«Fritz Widmer war ein Liederat»
Martin Hauzenberger ist Historiker, Liedermacher, Buchautor und ehemaliger Zeitlupe-Redaktor. Vor kurzem erschien seine Biografie über Fritz Widmer, Berner Troubadour der ersten Stunde und enger Vertrauter des legendären Mani Matter.
Sie kannten den 2010 verstorbenen Fritz Widmer auch persönlich. Welche Erinnerungen haben Sie an ihn?
Wir jungen Musiker von damals haben die originalen Berner Troubadours sehr bewundert. Für uns waren sie die grossen Lieder-Götter. Fritz Widmer war derjenige der fünf Liedermacher – Mani Matter war sechs Tage nach meinem ersten öffentlichen Auftritt im November 1972 mit dem Auto tödlich verunfallt –, der mit offenen Armen und einem grossen Herzen auf uns Neulinge zukam. Er gab uns Tipps und bot uns bei seinen Auftritten eine Bühne. Danach teilte er seine Gage mit uns. Menschlichkeit, Hilfsbereitschaft und Grosszügigkeit waren seine Markenzeichen.

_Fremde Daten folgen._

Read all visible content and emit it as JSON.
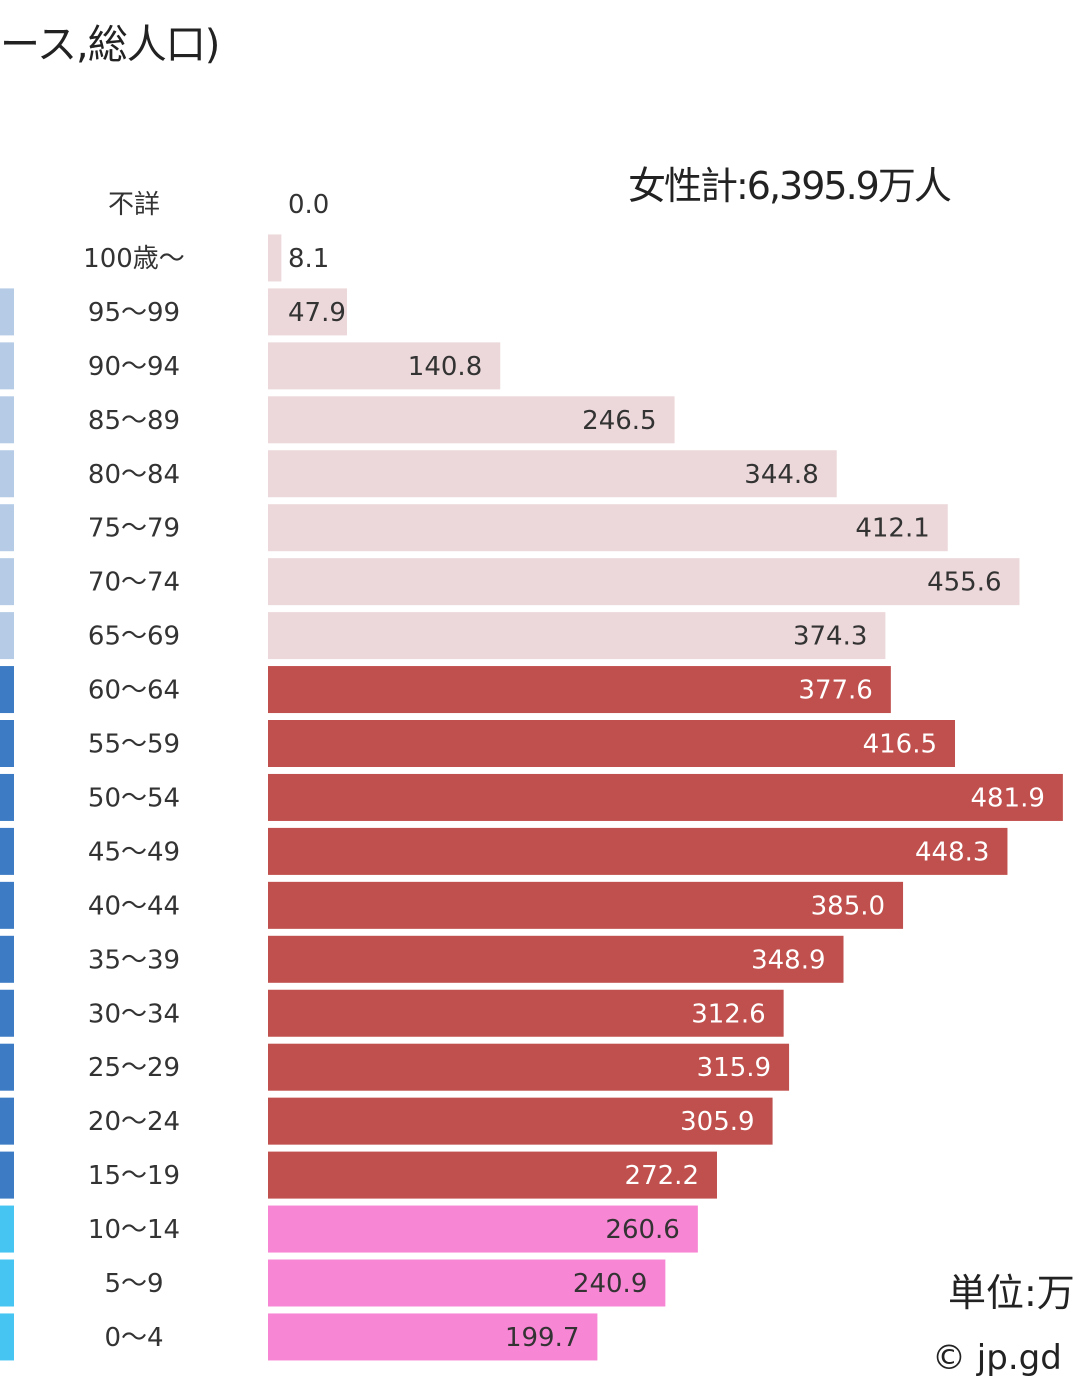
{
  "page": {
    "title_fragment": "ース,総人口)",
    "female_total": "女性計:6,395.9万人",
    "unit_fragment": "単位:万",
    "copyright_fragment": "© jp.gd"
  },
  "colors": {
    "young": "#f786d4",
    "working": "#c0504d",
    "elderly": "#ecd8da",
    "male_young": "#46c5f2",
    "male_working": "#3d7cc4",
    "male_elderly": "#b6cce6"
  },
  "chart_data": {
    "type": "bar",
    "orientation": "horizontal",
    "categories": [
      "不詳",
      "100歳～",
      "95～99",
      "90～94",
      "85～89",
      "80～84",
      "75～79",
      "70～74",
      "65～69",
      "60～64",
      "55～59",
      "50～54",
      "45～49",
      "40～44",
      "35～39",
      "30～34",
      "25～29",
      "20～24",
      "15～19",
      "10～14",
      "5～9",
      "0～4"
    ],
    "value_labels": [
      "0.0",
      "8.1",
      "47.9",
      "140.8",
      "246.5",
      "344.8",
      "412.1",
      "455.6",
      "374.3",
      "377.6",
      "416.5",
      "481.9",
      "448.3",
      "385.0",
      "348.9",
      "312.6",
      "315.9",
      "305.9",
      "272.2",
      "260.6",
      "240.9",
      "199.7"
    ],
    "values": [
      0.0,
      8.1,
      47.9,
      140.8,
      246.5,
      344.8,
      412.1,
      455.6,
      374.3,
      377.6,
      416.5,
      481.9,
      448.3,
      385.0,
      348.9,
      312.6,
      315.9,
      305.9,
      272.2,
      260.6,
      240.9,
      199.7
    ],
    "groups": [
      "elderly",
      "elderly",
      "elderly",
      "elderly",
      "elderly",
      "elderly",
      "elderly",
      "elderly",
      "elderly",
      "working",
      "working",
      "working",
      "working",
      "working",
      "working",
      "working",
      "working",
      "working",
      "working",
      "young",
      "young",
      "young"
    ],
    "xlim": [
      0,
      485
    ],
    "grid": false
  }
}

Warum haben Sie ausgerechnet über ihn eine Biografie geschrieben?
Fritz Widmer war der vielseitigste der Berner Troubadours. Er hat seine Lieder weiterentwickelt. Sie erzählten nicht mehr nur eine Geschichte mit einer Pointe, sondern regten zum Nachdenken an, gaben eine Stimmung wieder. Er übersetzte Chansons aus anderen Sprachen, als Englischlehrer vor allem aus dem Englischen und aus dem Schwedischen. Er schrieb drei Romane in Mundart und war bekannt für seine Sprachkolumnen. Wegen seines Gesamtwerks nenne ich ihn einen «Liederaten».
An wen richtet sich Ihr Buch?
Vor allem an Menschen über sechzig aus dem Bernbiet. Das Buch ist aber auch ein Zeitdokument: Es beschreibt die Berner Musikszene von anno dazumal, enthält Hinweise auf den politischen Zeitgeist und verweist damit auch auf die Stimmung, wie sie in den Sechziger- und Siebzigerjahren in unserem Land herrschte. Das Buch richtet sich deshalb auch an jüngere Menschen und an Leserinnen und Leser ausserhalb der Berner Szene, die sich für diese Zeit interessieren.

Wie hat sich die Mundart-Szene seither verändert?
Sie ist viel breiter und offener geworden! Früher gab es nur die Liedermacher, danach kamen der Mundart-Rock, Mundart-Pop, Mundart-Punk oder auch Rap, Spoken Word und Poetry-Slam. Polo Hofer, Büne Huber oder Kuno Lauener – sie alle haben sich auf ihre Art an Mani Matter orientiert. Doch auch die heutigen Jungen, Steff la Cheffe zum Beispiel oder Guy Krneta, kennen Mani Matter und haben ihn schon in der Schule gesungen. Heute gibt es nicht nur mehr Liedermacher, sondern auch viele Liedermacherinnen.
Und am Anfang dieser Entwicklung standen die Berner Troubadours?
Mundart-Lieder gab es schon vorher. Man denke nur ans «Träumli» von den Boss-Buben oder an die «Kleine Niederdorfoper». Neu war das ACI-Prinzip «auteur-compositeur-interprète»: Text, Musik und Interpretation stammen von der gleichen Person. Wer auf der Bühne stand, hat das Lied auch selber getextet und komponiert. Dieses ACI-Prinzip kam aus Frankreich und entwickelte sich von Bern aus über die ganze Schweiz. Schon ab Mitte der Siebzigerjahre war es überall bekannt: Aernschd Born aus Basel, Walther Lietha aus Chur oder der Zürcher Toni Vescoli traten alle mit eigenen Mundart-Liedern auf.
Warum begann die Bewegung in Bern?
Das war nicht nur Zufall. Im Gegensatz zu anderen Städten gab es in Bern eine grosse Anzahl von Keller-Theatern. Diese kleinen Bühnen boten jungen Musikerinnen und Musikern viele Auftrittsmöglichkeiten. Heute gibt es diese Szene in der ganzen Schweiz. Gute Mundart-Musik lässt sich in jedem Dialekt machen.
❱ Buch: Martin Hauzenberger: Der Berner Troubadour aus dem Emmental. Fritz Widmer. Biografie. Zytglogge Verlag, Basel 2021, 239 S., ca. CHF 34.–.